I have had the privilege of being invited by the CEO of SHR, Dan Florizone, to participate on the Oversight Committee for this incredibly important initiative. We have been meeting with a talented group of colleagues every Tuesday morning at 7:30 for over a month. Our group is ably led by Petrina McGrath from SHR and Susan Shaw from SHR and the CoM.
While I believe SHR is very brave in the open and transparent approach to such an important initiative, I can also state unequivocally that the approach is overwhelming supported by everything written about patient safety since the publishing of “To Err is Human” in 1999.
For me personally, it is tremendously exciting to be back in the “system” and contributing directly to an initiative improving patient care.
More importantly, I believe this is where academic medicine is meant to do its greatest work – enhancing patient care.
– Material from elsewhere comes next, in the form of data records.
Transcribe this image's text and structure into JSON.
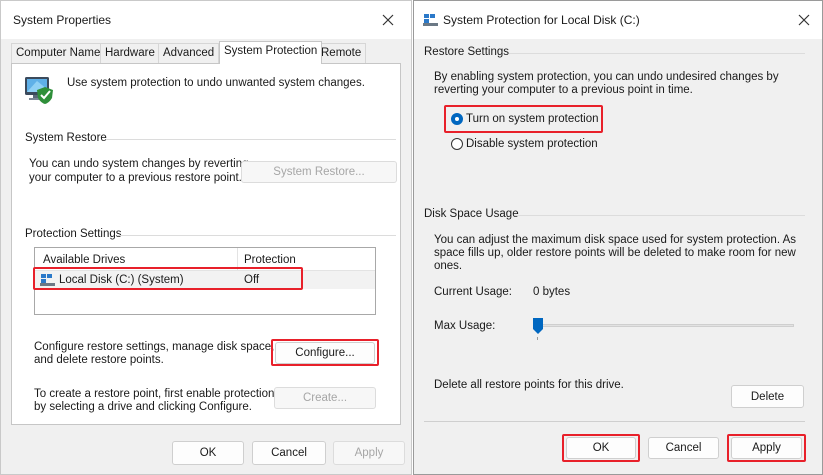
{
  "system_properties": {
    "title": "System Properties",
    "tabs": [
      {
        "label": "Computer Name"
      },
      {
        "label": "Hardware"
      },
      {
        "label": "Advanced"
      },
      {
        "label": "System Protection"
      },
      {
        "label": "Remote"
      }
    ],
    "intro_text": "Use system protection to undo unwanted system changes.",
    "system_restore": {
      "heading": "System Restore",
      "description_line1": "You can undo system changes by reverting",
      "description_line2": "your computer to a previous restore point.",
      "button_label": "System Restore..."
    },
    "protection_settings": {
      "heading": "Protection Settings",
      "columns": [
        "Available Drives",
        "Protection"
      ],
      "rows": [
        {
          "drive": "Local Disk (C:) (System)",
          "protection": "Off"
        }
      ],
      "configure_text_line1": "Configure restore settings, manage disk space,",
      "configure_text_line2": "and delete restore points.",
      "configure_button": "Configure...",
      "create_text_line1": "To create a restore point, first enable protection",
      "create_text_line2": "by selecting a drive and clicking Configure.",
      "create_button": "Create..."
    },
    "footer": {
      "ok": "OK",
      "cancel": "Cancel",
      "apply": "Apply"
    }
  },
  "protection_dialog": {
    "title": "System Protection for Local Disk (C:)",
    "restore_settings": {
      "heading": "Restore Settings",
      "description_line1": "By enabling system protection, you can undo undesired changes by",
      "description_line2": "reverting your computer to a previous point in time.",
      "option_on": "Turn on system protection",
      "option_off": "Disable system protection"
    },
    "disk_space": {
      "heading": "Disk Space Usage",
      "description_line1": "You can adjust the maximum disk space used for system protection. As",
      "description_line2": "space fills up, older restore points will be deleted to make room for new",
      "description_line3": "ones.",
      "current_usage_label": "Current Usage:",
      "current_usage_value": "0 bytes",
      "max_usage_label": "Max Usage:",
      "max_usage_fraction": 0.0,
      "delete_text": "Delete all restore points for this drive.",
      "delete_button": "Delete"
    },
    "footer": {
      "ok": "OK",
      "cancel": "Cancel",
      "apply": "Apply"
    }
  },
  "colors": {
    "highlight": "#e8202a",
    "accent": "#0067c0"
  }
}
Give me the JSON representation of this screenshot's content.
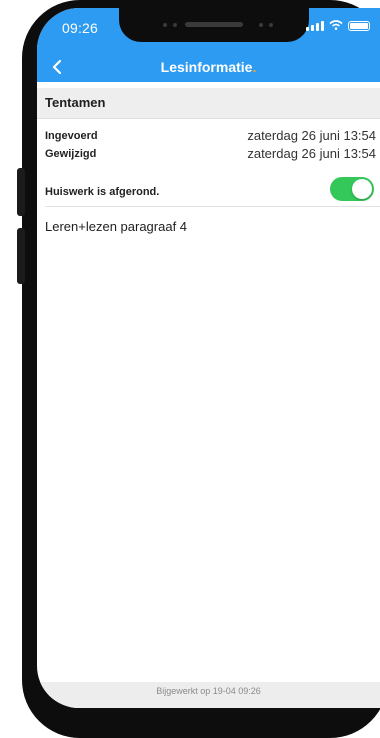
{
  "status_bar": {
    "time": "09:26"
  },
  "header": {
    "title": "Lesinformatie",
    "title_dot": "."
  },
  "section": {
    "title": "Tentamen"
  },
  "info": [
    {
      "label": "Ingevoerd",
      "value": "zaterdag 26 juni 13:54"
    },
    {
      "label": "Gewijzigd",
      "value": "zaterdag 26 juni 13:54"
    }
  ],
  "homework": {
    "label": "Huiswerk is afgerond.",
    "completed": true
  },
  "content": {
    "text": "Leren+lezen paragraaf 4"
  },
  "footer": {
    "text": "Bijgewerkt op 19-04 09:26"
  },
  "colors": {
    "header_blue": "#2c9bf1",
    "toggle_green": "#34c759",
    "accent_orange": "#f7a21b"
  }
}
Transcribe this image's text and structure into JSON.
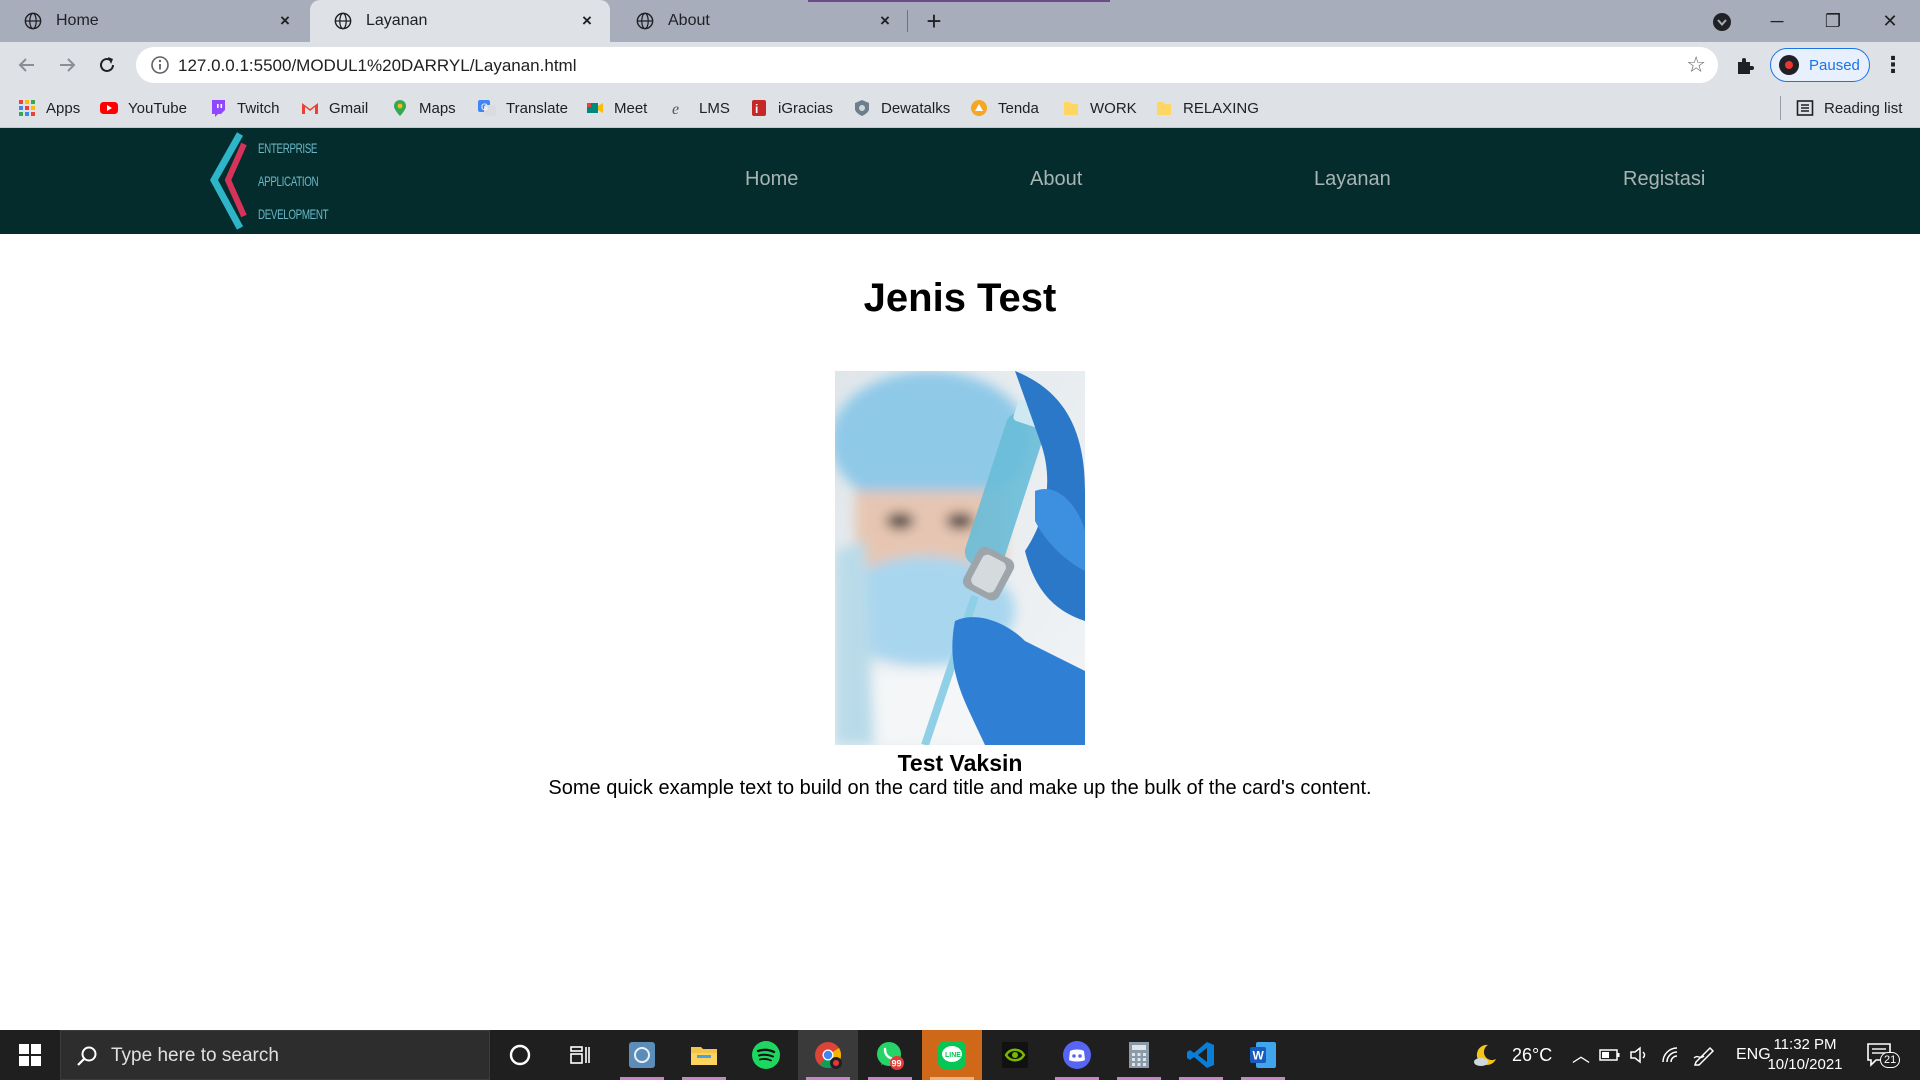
{
  "browser": {
    "tabs": [
      {
        "title": "Home",
        "active": false
      },
      {
        "title": "Layanan",
        "active": true
      },
      {
        "title": "About",
        "active": false
      }
    ],
    "new_tab_label": "+",
    "window_controls": {
      "minimize": "─",
      "restore": "❐",
      "close": "✕"
    },
    "address": "127.0.0.1:5500/MODUL1%20DARRYL/Layanan.html",
    "profile_label": "Paused",
    "reading_list_label": "Reading list",
    "bookmarks": [
      {
        "label": "Apps",
        "icon": "apps-grid-icon"
      },
      {
        "label": "YouTube",
        "icon": "youtube-icon"
      },
      {
        "label": "Twitch",
        "icon": "twitch-icon"
      },
      {
        "label": "Gmail",
        "icon": "gmail-icon"
      },
      {
        "label": "Maps",
        "icon": "maps-icon"
      },
      {
        "label": "Translate",
        "icon": "translate-icon"
      },
      {
        "label": "Meet",
        "icon": "meet-icon"
      },
      {
        "label": "LMS",
        "icon": "lms-icon"
      },
      {
        "label": "iGracias",
        "icon": "igracias-icon"
      },
      {
        "label": "Dewatalks",
        "icon": "dewatalks-icon"
      },
      {
        "label": "Tenda",
        "icon": "tenda-icon"
      },
      {
        "label": "WORK",
        "icon": "folder-icon"
      },
      {
        "label": "RELAXING",
        "icon": "folder-icon"
      }
    ]
  },
  "site": {
    "logo_words": [
      "ENTERPRISE",
      "APPLICATION",
      "DEVELOPMENT"
    ],
    "nav": [
      {
        "label": "Home"
      },
      {
        "label": "About"
      },
      {
        "label": "Layanan"
      },
      {
        "label": "Registasi"
      }
    ],
    "heading": "Jenis Test",
    "card": {
      "title": "Test Vaksin",
      "text": "Some quick example text to build on the card title and make up the bulk of the card's content.",
      "image_subject": "health worker in mask and gloves holding vaccine vial"
    }
  },
  "taskbar": {
    "search_placeholder": "Type here to search",
    "weather": "26°C",
    "language": "ENG",
    "time": "11:32 PM",
    "date": "10/10/2021",
    "whatsapp_badge": "99",
    "notification_count": "21",
    "pinned_apps": [
      "task-view",
      "app-unknown",
      "file-explorer",
      "spotify",
      "chrome",
      "whatsapp",
      "line",
      "nvidia",
      "discord",
      "calculator",
      "vscode",
      "word"
    ]
  },
  "colors": {
    "tabstrip": "#a8adbb",
    "toolbar": "#dee1e6",
    "site_nav": "#052c2c",
    "site_nav_text": "#a9b4b4",
    "taskbar": "#1f1f1f"
  }
}
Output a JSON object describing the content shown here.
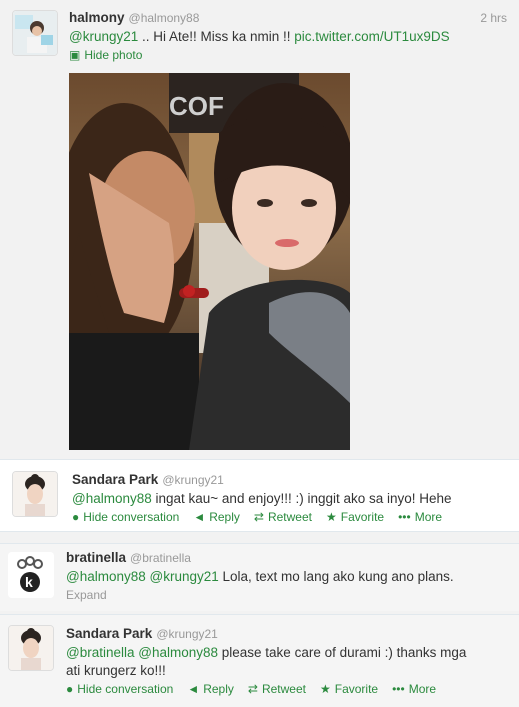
{
  "tweets": [
    {
      "name": "halmony",
      "handle": "@halmony88",
      "time": "2 hrs",
      "text_parts": [
        "@krungy21",
        " .. Hi Ate!! Miss ka nmin !! ",
        "pic.twitter.com/UT1ux9DS"
      ],
      "hide_photo": "Hide photo",
      "photo_sign": "COF"
    },
    {
      "name": "Sandara Park",
      "handle": "@krungy21",
      "text_parts": [
        "@halmony88",
        " ingat kau~ and enjoy!!! :) inggit ako sa inyo! Hehe"
      ],
      "actions": [
        "Hide conversation",
        "Reply",
        "Retweet",
        "Favorite",
        "More"
      ]
    },
    {
      "name": "bratinella",
      "handle": "@bratinella",
      "text_parts": [
        "@halmony88",
        " ",
        "@krungy21",
        " Lola, text mo lang ako kung ano plans."
      ],
      "expand": "Expand",
      "avatar_letter": "k"
    },
    {
      "name": "Sandara Park",
      "handle": "@krungy21",
      "text_parts": [
        "@bratinella",
        " ",
        "@halmony88",
        " please take care of durami :) thanks mga",
        "ati krungerz ko!!!"
      ],
      "actions": [
        "Hide conversation",
        "Reply",
        "Retweet",
        "Favorite",
        "More"
      ]
    }
  ],
  "colors": {
    "link": "#2b8a3e",
    "muted": "#999999",
    "bg": "#f2f2f2"
  }
}
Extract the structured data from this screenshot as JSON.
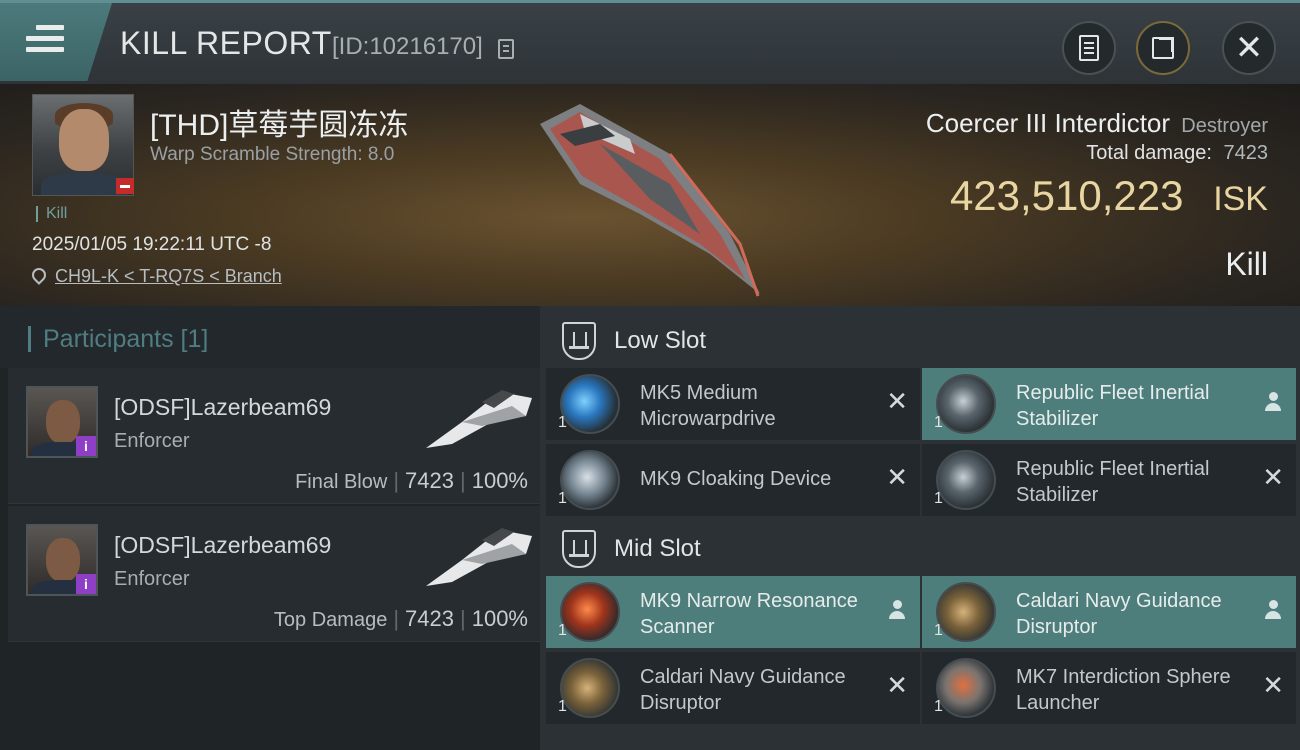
{
  "header": {
    "title": "KILL REPORT",
    "report_id": "[ID:10216170]"
  },
  "victim": {
    "name": "[THD]草莓芋圆冻冻",
    "warp_scramble": "Warp Scramble Strength: 8.0",
    "kill_tag": "Kill",
    "datetime": "2025/01/05 19:22:11 UTC -8",
    "location": "CH9L-K < T-RQ7S < Branch"
  },
  "ship": {
    "name": "Coercer III Interdictor",
    "class": "Destroyer",
    "total_damage_label": "Total damage:",
    "total_damage": "7423",
    "isk_value": "423,510,223",
    "isk_unit": "ISK",
    "result": "Kill"
  },
  "participants": {
    "title": "Participants [1]",
    "rows": [
      {
        "name": "[ODSF]Lazerbeam69",
        "ship": "Enforcer",
        "role": "Final Blow",
        "damage": "7423",
        "percent": "100%"
      },
      {
        "name": "[ODSF]Lazerbeam69",
        "ship": "Enforcer",
        "role": "Top Damage",
        "damage": "7423",
        "percent": "100%"
      }
    ]
  },
  "slots": {
    "low": {
      "title": "Low Slot",
      "modules": [
        {
          "name": "MK5 Medium Microwarpdrive",
          "qty": "1",
          "status": "destroyed"
        },
        {
          "name": "Republic Fleet Inertial Stabilizer",
          "qty": "1",
          "status": "dropped"
        },
        {
          "name": "MK9 Cloaking Device",
          "qty": "1",
          "status": "destroyed"
        },
        {
          "name": "Republic Fleet Inertial Stabilizer",
          "qty": "1",
          "status": "destroyed"
        }
      ]
    },
    "mid": {
      "title": "Mid Slot",
      "modules": [
        {
          "name": "MK9 Narrow Resonance Scanner",
          "qty": "1",
          "status": "dropped"
        },
        {
          "name": "Caldari Navy Guidance Disruptor",
          "qty": "1",
          "status": "dropped"
        },
        {
          "name": "Caldari Navy Guidance Disruptor",
          "qty": "1",
          "status": "destroyed"
        },
        {
          "name": "MK7 Interdiction Sphere Launcher",
          "qty": "1",
          "status": "destroyed"
        }
      ]
    }
  },
  "icons": {
    "menu": "hamburger-menu-icon",
    "copy": "copy-icon",
    "notes": "clipboard-icon",
    "share": "share-icon",
    "close": "close-icon",
    "location": "location-pin-icon",
    "slot": "shield-slot-icon",
    "destroyed": "x-icon",
    "dropped": "person-icon"
  },
  "colors": {
    "accent": "#4e7e7c",
    "isk_gold": "#e8d5a2",
    "title_tab": "#4c7a7c",
    "badge_red": "#c42b2b",
    "badge_purple": "#8e3fc6"
  }
}
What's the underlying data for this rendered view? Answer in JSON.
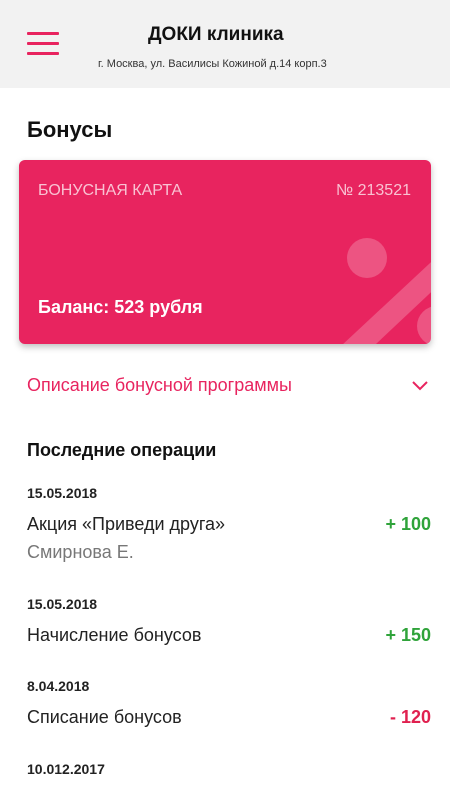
{
  "header": {
    "clinic_name": "ДОКИ клиника",
    "address": "г. Москва, ул. Василисы Кожиной д.14 корп.3",
    "menu_icon": "hamburger-menu-icon"
  },
  "page": {
    "title": "Бонусы"
  },
  "card": {
    "label": "БОНУСНАЯ КАРТА",
    "number": "№ 213521",
    "balance": "Баланс: 523 рубля",
    "color": "#e8245f",
    "decor_icon": "percent-icon"
  },
  "program": {
    "link_label": "Описание бонусной программы",
    "chevron_icon": "chevron-down-icon"
  },
  "operations": {
    "title": "Последние операции",
    "items": [
      {
        "date": "15.05.2018",
        "title": "Акция «Приведи друга»",
        "subtitle": "Смирнова Е.",
        "amount": "+ 100"
      },
      {
        "date": "15.05.2018",
        "title": "Начисление бонусов",
        "amount": "+ 150"
      },
      {
        "date": "8.04.2018",
        "title": "Списание бонусов",
        "amount": "- 120"
      },
      {
        "date": "10.012.2017"
      }
    ]
  },
  "colors": {
    "accent": "#e8245f",
    "positive": "#2fa33a",
    "negative": "#e0204f"
  }
}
I am particularly impressed at the work of our department heads and our faculty on this initiative, and look forward to the opportunities for our residents and learners to participate.
As my examples illustrate, it is absolutely essential for the CoM and our health education systems to be part of this initiative. While our education programs must incorporate the latest in patient safety, this is also a tremendous opportunity to do research.
My own personal interest is now diagnostic error (stubbornly sticking around 7-11% despite modern diagnostic tools) and how we teach diagnostic reasoning in medical education. This is a subject for another whole blog.
What SHR is truly doing is changing the culture here on patient safety. And that is a journey health education and healthcare must travel together.
As always I am interested in your feedback and my door is always open.